With search() method you will find just the first of the matches, but you can find all of them with findall() method.

In [6]:
phoneNumRegex = re.compile(r'\d\d\d-\d\d\d-\d\d\d\d')
phoneNumRegex.findall('Cell: 415-555-9999 Work: 212-555-0000')

['415-555-9999', '212-555-0000']

If there are groups on the re.compile, the findall method will return a list of tuples.

In [7]:
phoneNumRegex = re.compile(r'(\d\d\d)-(\d\d\d)-(\d\d\d\d)')
phoneNumRegex.findall('Cell: 415-555-9999 Work: 212-555-0000')

[('415', '555', '9999'), ('212', '555', '0000')]

#### List of a shorthand codes for common character Classes

\d - Any numeric digit from 0 to 9

\D - Any character that is NOT a numeric digit from 0 to 9
\w - Any letter, numeric digit, or the underscore character. (Think of it as matching "word" characters.)

\W - Any character that is NOT a letter, numeric digit, or the underscore character.

\s - Any space, tab, or newline character. (Think of it as matching "spaces" characters.)

\S - Any character that is NOT a space, tab, or newline.

An example:

In [8]:
xmasRegex = re.compile(r'\d+\s\w+')
xmasRegex.findall('12 drummers, 11 pipers, 10 lords, 9 ladies, 8 maids, 7 swans, 6 geese, 5 rings, 4 birds, 3 hens, 2 doves, 1 partridge')

['12 drummers',
 '11 pipers',
 '10 lords',
 '9 ladies',
 '8 maids',
 '7 swans',
 '6 geese',
 '5 rings',
 '4 birds',
 '3 hens',
 '2 doves',
 '1 partridge']

#### Making your own character classes

You can creat a character class by using square bracket. For example:

In [9]:
vowelRegex = re.compile(r'[aeiouAEIOU]')
vowelRegex.findall('Robocop eats baby food. BABY FOOD.')

['o', 'o', 'o', 'e', 'a', 'a', 'o', 'o', 'A', 'O', 'O']

You can create a range o characters like [A-Z] or [0-5]. Also, you don't need to use the backslash to validate some special characts like on print() function, for example, if you want to match a backslash on your character class you can just put it inside square brackets.

You can also make a negative character classes to match anything but the characters inside the square bracket by adding a caret character (^) just after the opening square bracket.
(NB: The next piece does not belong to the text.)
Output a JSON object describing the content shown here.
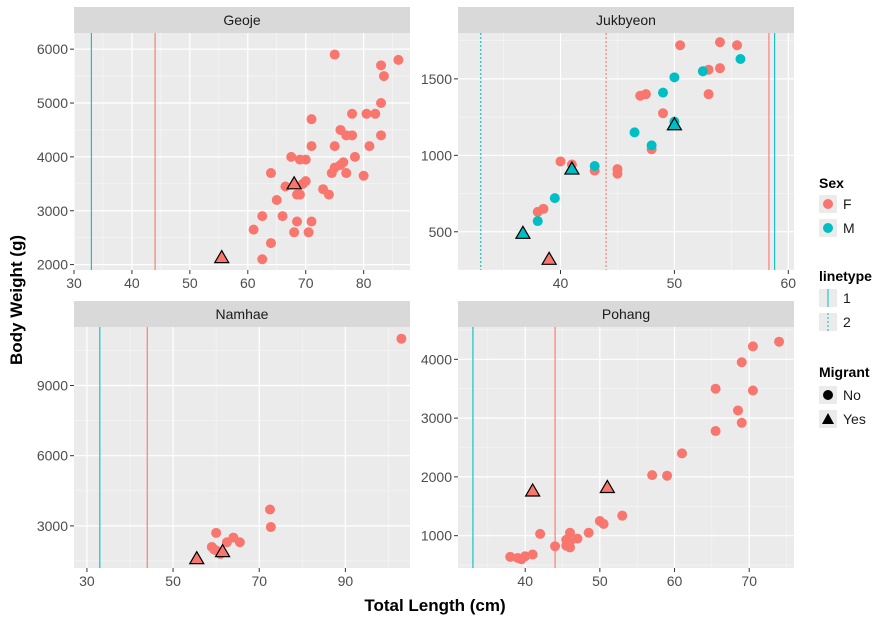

For example:

In [10]:
vowelRegex = re.compile(r'[^aeiouAEIOU]')
vowelRegex.findall('Robocop eats baby food. BABY FOOD.')

['R',
 'b',
 'c',
 'p',
 ' ',
 't',
 's',
 ' ',
 'b',
 'b',
 'y',
 ' ',
 'f',
 'd',
 '.',
 ' ',
 'B',
 'B',
 'Y',
 ' ',
 'F',
 'D',
 '.']

To find if a text on a string start with some characters you can use the caret character in the begining of the regex. Likewise, you can find if the text end with some characters by putting the dollar at the end of the regex. Example:

In [15]:
beginsWithHello = re.compile(r'^Hello')
print(beginsWithHello.search('Hello World'))
print(beginsWithHello.search('He said hello.') == None)
endsWithNumber = re.compile(r'\d$')
print(endsWithNumber.search('Your number is 42'))
print(endsWithNumber.search('Your number is 42.') == None)

<_sre.SRE_Match object; span=(0, 5), match='Hello'>
True
<_sre.SRE_Match object; span=(16, 17), match='2'>
True


The dot character in a regular expression is called a wildcard and will match any character that is followed by some characters that are after the dot on Regex. For example.

In [17]:
atRegex = re.compile(r'.at')
atRegex.findall('The cat in the hat sat on the flat mat.}')

['cat', 'hat', 'sat', 'lat', 'mat']

Note that it will only bring the character that are behind the characters that the regex are trying to match, not the word, as you can see on the "flat" word.